Project Summary: Cerebral vascular disease is one of the leading causes of mortality and disability worldwide. Ischemic stroke, accounting for the majority of all strokes, occurs when a blood clot blocks regional cerebral blood flow. The precipitating pathophysiological process for this catastrophic event is often platelet hyperreactivity, heightening thrombosis potential. Enhanced platelet reactivity increases the susceptibility for acute thrombotic occlusion of vessels, such as during ischemic stroke and heart attack. Over the past few years, we have developed mechanistic links between nutrients in a Western diet, gut microbiota formation of the metabolite trimethylamine N oxide (TMAO), and development of both platelet hyper-responsiveness and cardiovascular diseases. In exciting new unpublished studies, we have obtained substantial evidence indicating that the gut microbial TMAO pathway can directly contribute to the development and severity of ischemic stroke and its downstream adverse outcomes. Our proposal aims to confirm and test the hypothesis that gut microbiota, through the metaorganismal (involving both microbes and host) TMAO pathway, contributes to stroke risks. We will evaluate the role of this pathway in enhancing stroke risks by impacting platelet function, fostering worse functional impairment by augmenting cerebral inflammation via NLRP3 inflammasome activation in brain tissue. We will also examine the role of gut microbes in modulating stroke susceptibility and functional recovery post stroke onset, identify potential mechanisms contributing diet enhanced ischemic stroke risks, and explore novel therapeutic approaches targeting gut microbial contributions for prevention and treatment in cerebrovascular disease. Completion of the proposed studies will not only provide proof of concept, but also provide preclinical evidence that drugging the microbiome may serve as a novel strategy to prevent and treat cerebrovascular diseases.
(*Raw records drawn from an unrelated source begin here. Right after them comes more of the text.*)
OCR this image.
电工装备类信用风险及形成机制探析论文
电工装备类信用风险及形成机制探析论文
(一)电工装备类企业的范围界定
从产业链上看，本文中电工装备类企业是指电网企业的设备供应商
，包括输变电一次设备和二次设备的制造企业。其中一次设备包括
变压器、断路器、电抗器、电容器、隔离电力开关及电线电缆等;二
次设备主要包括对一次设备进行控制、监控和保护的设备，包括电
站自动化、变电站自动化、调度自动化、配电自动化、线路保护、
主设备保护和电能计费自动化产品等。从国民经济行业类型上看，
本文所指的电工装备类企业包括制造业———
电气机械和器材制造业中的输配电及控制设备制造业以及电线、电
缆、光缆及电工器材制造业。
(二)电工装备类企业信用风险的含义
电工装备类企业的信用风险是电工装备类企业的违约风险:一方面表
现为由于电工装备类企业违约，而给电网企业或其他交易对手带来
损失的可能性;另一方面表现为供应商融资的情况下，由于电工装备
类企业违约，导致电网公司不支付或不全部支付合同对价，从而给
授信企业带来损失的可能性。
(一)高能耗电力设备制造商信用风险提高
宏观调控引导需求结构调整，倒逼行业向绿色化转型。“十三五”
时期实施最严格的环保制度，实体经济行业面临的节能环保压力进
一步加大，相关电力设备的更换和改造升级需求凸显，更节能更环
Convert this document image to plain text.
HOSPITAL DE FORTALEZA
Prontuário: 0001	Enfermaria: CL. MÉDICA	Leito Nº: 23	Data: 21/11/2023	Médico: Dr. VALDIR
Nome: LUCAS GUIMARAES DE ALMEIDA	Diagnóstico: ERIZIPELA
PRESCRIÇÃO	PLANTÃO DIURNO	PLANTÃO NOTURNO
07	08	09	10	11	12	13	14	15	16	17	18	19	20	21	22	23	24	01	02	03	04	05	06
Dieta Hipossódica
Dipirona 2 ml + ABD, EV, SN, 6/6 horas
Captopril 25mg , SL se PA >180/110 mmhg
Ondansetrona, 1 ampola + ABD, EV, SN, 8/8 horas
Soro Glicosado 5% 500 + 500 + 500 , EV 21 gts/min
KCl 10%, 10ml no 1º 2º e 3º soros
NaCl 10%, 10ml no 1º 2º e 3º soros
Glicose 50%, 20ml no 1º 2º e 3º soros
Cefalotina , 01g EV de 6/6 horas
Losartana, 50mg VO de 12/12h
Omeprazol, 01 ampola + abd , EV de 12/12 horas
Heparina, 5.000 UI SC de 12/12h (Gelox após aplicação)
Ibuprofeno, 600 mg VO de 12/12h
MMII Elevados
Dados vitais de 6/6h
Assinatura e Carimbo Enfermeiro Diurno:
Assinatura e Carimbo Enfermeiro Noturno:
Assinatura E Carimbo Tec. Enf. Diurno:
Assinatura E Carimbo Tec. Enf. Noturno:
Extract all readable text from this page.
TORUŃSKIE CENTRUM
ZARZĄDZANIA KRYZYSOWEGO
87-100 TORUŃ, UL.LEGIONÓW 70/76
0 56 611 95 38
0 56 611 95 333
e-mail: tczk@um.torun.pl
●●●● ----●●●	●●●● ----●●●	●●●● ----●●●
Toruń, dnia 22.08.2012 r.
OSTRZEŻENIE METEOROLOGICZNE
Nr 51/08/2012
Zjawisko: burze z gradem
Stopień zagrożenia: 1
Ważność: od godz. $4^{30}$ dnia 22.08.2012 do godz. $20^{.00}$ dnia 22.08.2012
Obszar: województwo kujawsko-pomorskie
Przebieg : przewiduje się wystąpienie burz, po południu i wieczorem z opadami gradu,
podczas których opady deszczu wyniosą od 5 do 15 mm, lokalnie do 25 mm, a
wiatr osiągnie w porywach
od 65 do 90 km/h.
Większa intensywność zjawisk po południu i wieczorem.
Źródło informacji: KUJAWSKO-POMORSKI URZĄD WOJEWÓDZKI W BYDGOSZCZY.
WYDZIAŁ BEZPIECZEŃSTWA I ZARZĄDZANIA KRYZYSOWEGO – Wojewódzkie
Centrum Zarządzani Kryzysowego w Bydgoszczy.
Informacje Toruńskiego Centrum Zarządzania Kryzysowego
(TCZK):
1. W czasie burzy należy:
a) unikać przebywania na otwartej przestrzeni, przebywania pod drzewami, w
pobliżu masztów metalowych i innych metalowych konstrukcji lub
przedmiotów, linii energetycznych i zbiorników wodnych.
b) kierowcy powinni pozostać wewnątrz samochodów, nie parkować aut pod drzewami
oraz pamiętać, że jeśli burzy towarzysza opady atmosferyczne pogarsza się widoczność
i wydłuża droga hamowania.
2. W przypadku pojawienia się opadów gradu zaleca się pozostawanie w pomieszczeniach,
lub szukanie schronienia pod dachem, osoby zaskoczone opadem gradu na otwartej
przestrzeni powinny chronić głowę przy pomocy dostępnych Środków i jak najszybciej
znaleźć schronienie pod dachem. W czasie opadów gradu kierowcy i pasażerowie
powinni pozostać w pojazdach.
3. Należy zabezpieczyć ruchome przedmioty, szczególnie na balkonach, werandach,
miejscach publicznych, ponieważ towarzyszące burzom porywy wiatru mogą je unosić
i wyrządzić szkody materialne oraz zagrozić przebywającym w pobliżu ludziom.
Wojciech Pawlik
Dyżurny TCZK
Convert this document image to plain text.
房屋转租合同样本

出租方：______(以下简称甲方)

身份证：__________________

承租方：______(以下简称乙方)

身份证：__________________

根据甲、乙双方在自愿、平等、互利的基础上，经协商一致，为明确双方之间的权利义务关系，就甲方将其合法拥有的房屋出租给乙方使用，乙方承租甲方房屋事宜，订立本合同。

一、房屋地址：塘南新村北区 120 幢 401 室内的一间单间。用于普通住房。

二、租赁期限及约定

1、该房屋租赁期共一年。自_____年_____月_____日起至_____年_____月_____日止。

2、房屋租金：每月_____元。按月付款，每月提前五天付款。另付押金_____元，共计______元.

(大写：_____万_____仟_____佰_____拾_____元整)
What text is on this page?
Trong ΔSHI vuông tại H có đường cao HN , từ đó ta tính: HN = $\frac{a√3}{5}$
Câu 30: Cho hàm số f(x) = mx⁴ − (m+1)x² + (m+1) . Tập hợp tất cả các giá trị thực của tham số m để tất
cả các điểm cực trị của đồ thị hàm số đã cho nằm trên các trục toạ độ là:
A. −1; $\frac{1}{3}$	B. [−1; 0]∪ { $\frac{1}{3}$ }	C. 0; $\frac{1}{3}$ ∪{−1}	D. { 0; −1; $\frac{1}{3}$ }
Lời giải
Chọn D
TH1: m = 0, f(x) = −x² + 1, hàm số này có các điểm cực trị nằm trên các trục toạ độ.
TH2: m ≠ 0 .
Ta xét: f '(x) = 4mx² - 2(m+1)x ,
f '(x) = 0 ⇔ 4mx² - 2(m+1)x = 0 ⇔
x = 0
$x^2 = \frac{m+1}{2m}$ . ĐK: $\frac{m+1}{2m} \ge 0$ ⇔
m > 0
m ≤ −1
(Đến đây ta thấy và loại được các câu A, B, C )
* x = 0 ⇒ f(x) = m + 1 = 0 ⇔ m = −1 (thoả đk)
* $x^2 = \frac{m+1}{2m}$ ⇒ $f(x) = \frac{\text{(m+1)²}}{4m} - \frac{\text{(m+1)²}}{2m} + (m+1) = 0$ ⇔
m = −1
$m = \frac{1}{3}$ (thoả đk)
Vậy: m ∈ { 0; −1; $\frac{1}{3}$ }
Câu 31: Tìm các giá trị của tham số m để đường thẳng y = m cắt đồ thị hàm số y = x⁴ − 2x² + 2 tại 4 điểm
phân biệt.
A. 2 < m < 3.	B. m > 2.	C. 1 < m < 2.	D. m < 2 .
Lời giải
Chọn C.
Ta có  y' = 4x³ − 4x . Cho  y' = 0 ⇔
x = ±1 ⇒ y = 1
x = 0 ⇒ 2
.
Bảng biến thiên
项目摘要： 脑血管疾病是全球死亡率和残疾的主要原因之一。缺血性中风， 当血块阻止区域大脑血流时，所有中风中的大部分时间都会发生。这 在这种灾难性事件的促进病理生理过程通常是血小板过度反应性，增强 血栓形成潜力。增强的血小板反应性增加了急性血栓性闭塞的敏感性 船只，例如缺血性中风和心脏病发作。在过去的几年中，我们已经发展 西方饮食中的营养物质之间的机械联系，代谢产物三甲胺的肠道菌群形成 n氧化物（TMAO），以及血小板高反应性和心血管疾病的发展。在 令人兴奋的新的未发表的研究，我们获得了大量证据，表明肠道微生物TMAO 途径可以直接有助于缺血性中风的发展和严重性及其下游不利 结果。我们的建议旨在确认和检验肠道微生物群，通过元有机体的假设 （涉及微生物和宿主）TMAO途径有助于中风风险。我们将评估这一角色 通过影响血小板功能来增强中风风险的途径，通过 通过NLRP3炎症体激活脑组织中的大脑炎症。我们还将检查 肠道微生物在调节中风敏感性和中风后功能恢复性的作用，识别 促进饮食的潜在机制增强了缺血性中风风险，并探索新型治疗 针对肠道疾病预防和治疗的肠道微生物贡献的方法。 拟议研究的完成不仅将提供概念证明，而且还提供临床前证据 吸毒微生物组可以作为预防和治疗脑血管疾病的新型策略。